Die zur Firmengruppe Olthaver und List (O&L) gehörende Supermarktkette Pick n Pay ergreift drastische Sparmaßnahmen und wird hunderte Stellen streichen. Wie die Allgemeine Zeitung berichtet erklärte das Unternehmen gestern das die Entlassungen mehr als 500 Namibiern ihre Anstellung kosten werde. Laut Geschäftsführer Graeme Mouton ist aufgrund der anhaltenden Wirtschaftskrise und des geringen Einkommens, welches den Kunden zur Verfügung stehe, der Umsatz während der vergangenen fünf Jahre wenn überhaupt marginal gewachsen. Die COVID-19 Pandemie habe die Lage noch verschlimmert. Pick n Pay besitzt laut eigenen Angaben 22 Handelsstellen mit insgesamt 1931 Angestellten.

 

Das Gesundheitsministerium hat versäumt, in der Erongo Region nötige Vorbereitungen im Kampf gegen die Corona Pandemie zu treffen. Die Einwohner befürchten laut Allgemeiner Zeitung angesichts mehrerer lokaler Virusinfektionen eine Verlängerung der Ausgangsbeschränkung. Die Privatinitiative des Küstenbewohners Thersius Biermann gewinnt hierbei derzeit an Fahrt. Dieser hatte die Geschäftswelt zusammengetrommelt und in einem Schreiben die Regierung aufgefordert, den strengen Lockdown zu lockern der Unternehmen schweren finanziellen Schaden zufüge. Sollte der Lockdown, der in der Nacht von Montag auf Dienstag endet, doch noch verlängert werden, werde sofort ein Eilantrag gegen die Maßnahme am Obergericht eingereicht.

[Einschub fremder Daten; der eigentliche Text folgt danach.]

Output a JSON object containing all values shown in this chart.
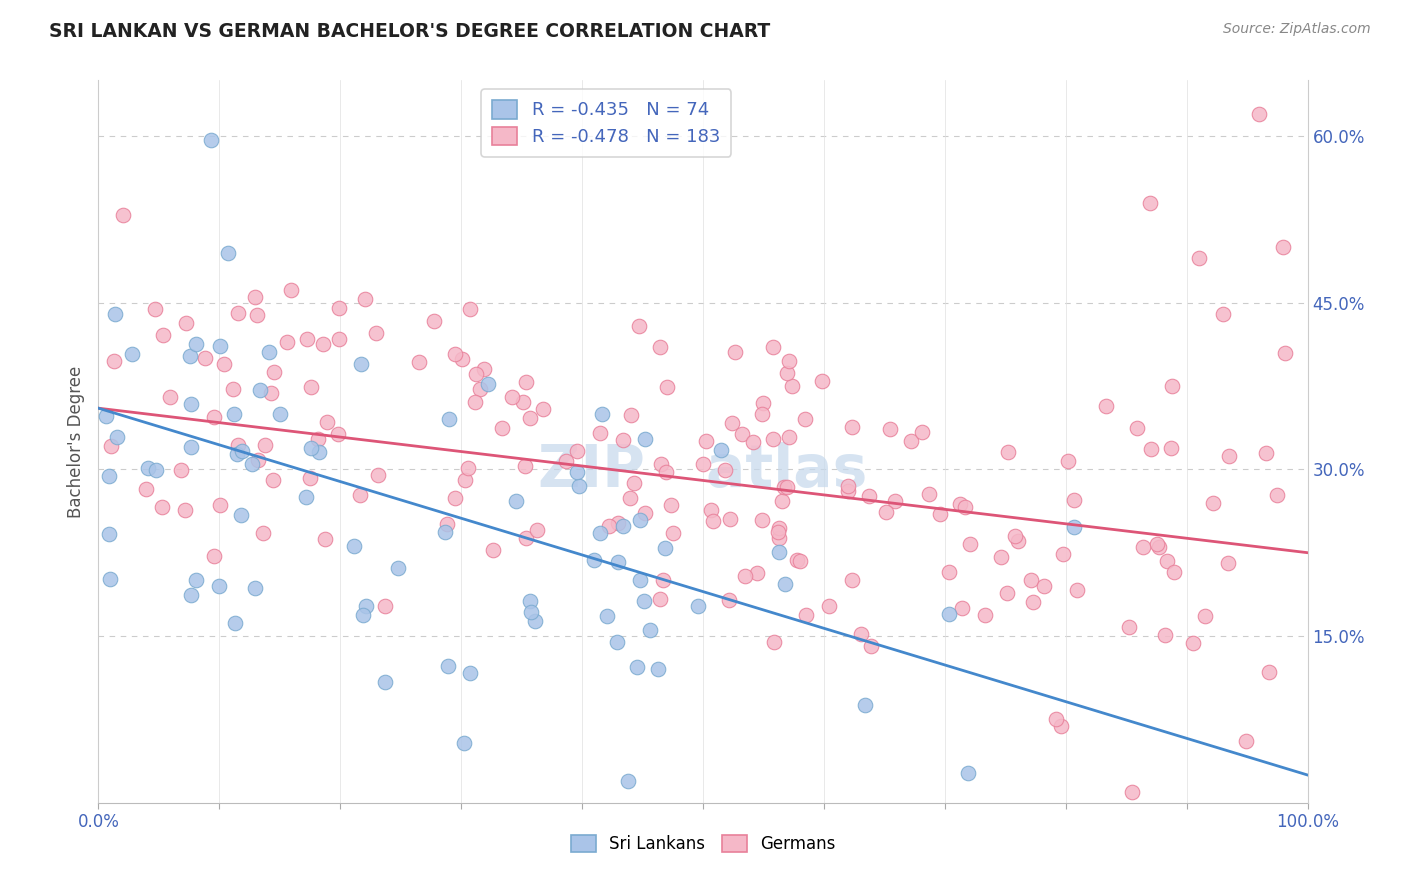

Die im Januar suspendierte Stadtdirektorin von Okahandja, Martha Mutilifa, darf in diesem Monat zurück in ihr Amt kehren. Mutilifa, die laut Allgemeiner Zeitung während ihrer sechsmonatigen Beurlaubung weiterhin voll bezahlt wurde, bestätigte am Montag, dass die über ihre Rückkehr informiert worden sei. Eigenen Angaben zufolge warte sie jedoch noch auf eine offizielle Bestätigung. Mutilifa war suspendiert, weil ihr Veruntreuung von Geldern, Korruption und Zuwiderhandlungen bei Landverkäufen vorgeworfen wird.

Die beiden Universitäten NUST und UNAM sowie der Studentenfinanzierungsfonds NSFAF sollen zusammen 2,78 Milliarden Namibia Dollar erhalten, beziehungsweise 86 Prozent des gesamten Budgets, das im Haushaltsentwurf 2020/21 für das Ressort vorgesehen ist. Wie die Allgemeine Zeitung berichtet gehe dies aus der Rede der Ministerin für höher Bildung, Itah Kandjii-Murangi, hervor. Auch der Ausbildungsbehörde wurde eine beachtliche Summe zugeteilt, Die Namibia Training Authority (NTA) erhält 425,9 Millionen Namibia Dollar. Ziel sei es, das TVET-Konzept umzusetzen – ein integriertes System für eine koordinierte Berufsausbildung.